Очень показательную картину употребления вина можно найти в лирике и других поэтов Серебряного века. Примечателен Гумилев. Вино у него может быть «золотым», «горячим», «страшным», «багровым», «старым» и даже «влюбленным», контекст чаще всего положителен: «Какой-то край обетованный / Восторгов, песен и вина» [31]; «Прекрасно в нас влюбленное вино / И добрый хлеб, что в печь для нас садится, И женщина, которою дано, Сперва измучившись, нам насладиться» [32]. Пастернак тоже использует эту лексику довольно часто, но при этом нередко в переносном значении. Эпитеты у него редки, в основном - отрицательные («захолустное», «приворотное»; оно «булькает», хотя есть и «янтарные дни вина»). Зато часто встречаются «именные» напитки («Скромный дом, но рюмка рома / И набросков черный грог…» [33]; «По захладелости на вкус / напоминая рислинг») [34]. Используют алкогольную лексику Сологуб и Цветаева. Наконец, в рифмах Ахматовой вино встречается 18 раз, причем почти всегда в сопровождении эпитетов, нередко очень индивидуальных и выразительных; отличить прямое значение от переносного при этом удается далеко не всегда [27]. Вот некоторые примеры:
Не будем пить из одного стакана Ни воду мы, ни сладкое вино, Не поцелуемся мы утром рано, <…> Я с тобой не стану пить вино, <…> С кем попало целоваться под луной; А дальше − свет невыносимо щедрый, Как красное горячее вино… <…> Испить смертельного вина; <…> Танцевали, пили вино, <…> Не оттого ль хозяин пьет вино <…> Буду с милыми есть голубой виноград, Буду пить ледяное вино <…> Уже безумие крылом Души закрыло половину, И поит огненным вином, И манит в черную долину; Как в трапезной − скамейки, стол, окно С огромною серебряной луною. Мы кофе пьем и черное вино, Мы музыкою бредим… <…> Но, пьяная и без вина, Там, словно Офелия, пела Всю ночь нам сама тишина; <…> И странно изменился вкус вина; <…> А воздух пьяный, как вино, И сосен розовое тело В закатный час обнажено; Я его приняла случайно За того, кто дарован тайной, <…> Новогоднее пить вино; <…> И изгнания воздух горький, Как отравленное вино <…> О, выпей со мною хоть каплю вина». К чему эти крылья и это вино, −Я знаю тебя хорошо и давно [35].
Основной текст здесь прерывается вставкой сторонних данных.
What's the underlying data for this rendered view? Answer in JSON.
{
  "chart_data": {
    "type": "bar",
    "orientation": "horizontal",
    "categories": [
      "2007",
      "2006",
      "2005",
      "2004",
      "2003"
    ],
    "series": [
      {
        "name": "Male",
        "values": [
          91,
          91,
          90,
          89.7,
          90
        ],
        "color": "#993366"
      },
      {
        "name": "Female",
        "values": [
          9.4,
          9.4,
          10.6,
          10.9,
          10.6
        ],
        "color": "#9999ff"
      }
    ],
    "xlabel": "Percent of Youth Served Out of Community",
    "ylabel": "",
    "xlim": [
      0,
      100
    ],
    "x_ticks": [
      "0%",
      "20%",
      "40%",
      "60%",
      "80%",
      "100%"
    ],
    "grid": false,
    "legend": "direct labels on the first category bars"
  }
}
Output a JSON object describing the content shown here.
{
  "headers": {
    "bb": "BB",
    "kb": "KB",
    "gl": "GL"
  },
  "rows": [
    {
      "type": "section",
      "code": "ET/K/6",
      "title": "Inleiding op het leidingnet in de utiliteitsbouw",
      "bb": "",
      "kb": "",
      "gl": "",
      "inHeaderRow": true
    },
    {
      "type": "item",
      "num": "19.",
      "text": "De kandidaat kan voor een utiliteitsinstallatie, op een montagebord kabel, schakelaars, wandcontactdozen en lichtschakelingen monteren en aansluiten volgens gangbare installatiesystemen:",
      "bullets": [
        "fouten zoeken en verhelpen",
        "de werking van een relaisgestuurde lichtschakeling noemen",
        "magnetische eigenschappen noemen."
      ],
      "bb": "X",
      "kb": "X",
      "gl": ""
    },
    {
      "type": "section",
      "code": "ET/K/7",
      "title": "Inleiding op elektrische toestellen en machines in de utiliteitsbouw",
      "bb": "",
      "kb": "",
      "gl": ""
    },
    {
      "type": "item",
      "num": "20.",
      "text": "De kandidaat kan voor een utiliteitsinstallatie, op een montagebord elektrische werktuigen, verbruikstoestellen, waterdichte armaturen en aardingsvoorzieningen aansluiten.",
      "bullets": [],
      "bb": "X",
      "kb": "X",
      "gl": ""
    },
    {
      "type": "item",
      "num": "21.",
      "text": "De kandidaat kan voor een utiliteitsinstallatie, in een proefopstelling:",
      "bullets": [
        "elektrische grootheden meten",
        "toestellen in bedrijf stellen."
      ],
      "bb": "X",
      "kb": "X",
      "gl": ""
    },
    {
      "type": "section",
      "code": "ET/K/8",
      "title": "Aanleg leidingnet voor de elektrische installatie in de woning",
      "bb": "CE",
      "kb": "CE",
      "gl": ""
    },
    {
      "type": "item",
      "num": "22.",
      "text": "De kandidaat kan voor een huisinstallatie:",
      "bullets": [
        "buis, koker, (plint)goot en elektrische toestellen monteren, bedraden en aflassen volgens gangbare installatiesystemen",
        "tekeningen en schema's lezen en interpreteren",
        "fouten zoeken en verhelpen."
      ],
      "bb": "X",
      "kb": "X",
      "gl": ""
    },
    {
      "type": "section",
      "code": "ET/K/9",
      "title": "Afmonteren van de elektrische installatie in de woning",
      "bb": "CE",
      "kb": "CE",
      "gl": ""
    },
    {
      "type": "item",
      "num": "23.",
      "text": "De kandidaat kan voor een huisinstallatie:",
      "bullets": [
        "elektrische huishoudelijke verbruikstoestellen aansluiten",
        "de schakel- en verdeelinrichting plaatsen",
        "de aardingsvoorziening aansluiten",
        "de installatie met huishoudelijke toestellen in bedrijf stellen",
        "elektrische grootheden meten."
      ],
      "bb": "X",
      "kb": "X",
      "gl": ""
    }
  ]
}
Тот же Северянин использует «винную» лексику для создания юмористической омонимической рифмы в романе «Колокола собора чувств» − передавая речь Маяковского: − «Она ко мне пришла нагою, / Взамен потребовав венца. / А я ей предложил винца / И оттолкнул ее ногою» [36]. Мотив вина обладает огромной символической валентностью, он сочетается буквально со всеми сквозными темами (любовь, сон, смерть, Бог, дьявол, город) и мотивами (влага, метель, огонь, змея и т.д.). Андрей Белый в статье «Священные цвета» писал о двойственной семантике красного цвета: злая земная страсть и жертвенная кровь, багряница страдания [37]. Это и красное солнце, и символ Апокалипсиса, и красный язык повешенного. Эти значения давно описаны в научной литературе. Но красный − это еще и красное вино. Показательно, что в прозаической версии цикла «Снежная маска» − в «Сказке о той, которая не поймет ее» − Блок упоминает «большой кубок темно-красного вина». Л. Зиновьева-Аннибал в своей интерпретации отношений Блока и Н. Волоховой (рассказ «Голова Медузы») именно перед поэтом помещает стакан красного вина: «Он не отрывал глаз от видения в алом сердце красного вина» [38]. Позднее Дон Аминадо будет вспоминать о Серебряном веке: Ах, как было все равно Сердцу в царствии потемок! Пили красное вино Да искали незнакомок [39]…
Концентрируется символика красного цвета и мотив красного вина в образе «пьяного красного карлика», злого фантома, кошмарной грезы.
В пустом переулке весенние воды Бегут, бормочут, а девушка хохочет. Пьяный красный карлик не дает проходу, Пляшет, брызжет воду, платье мочит [40].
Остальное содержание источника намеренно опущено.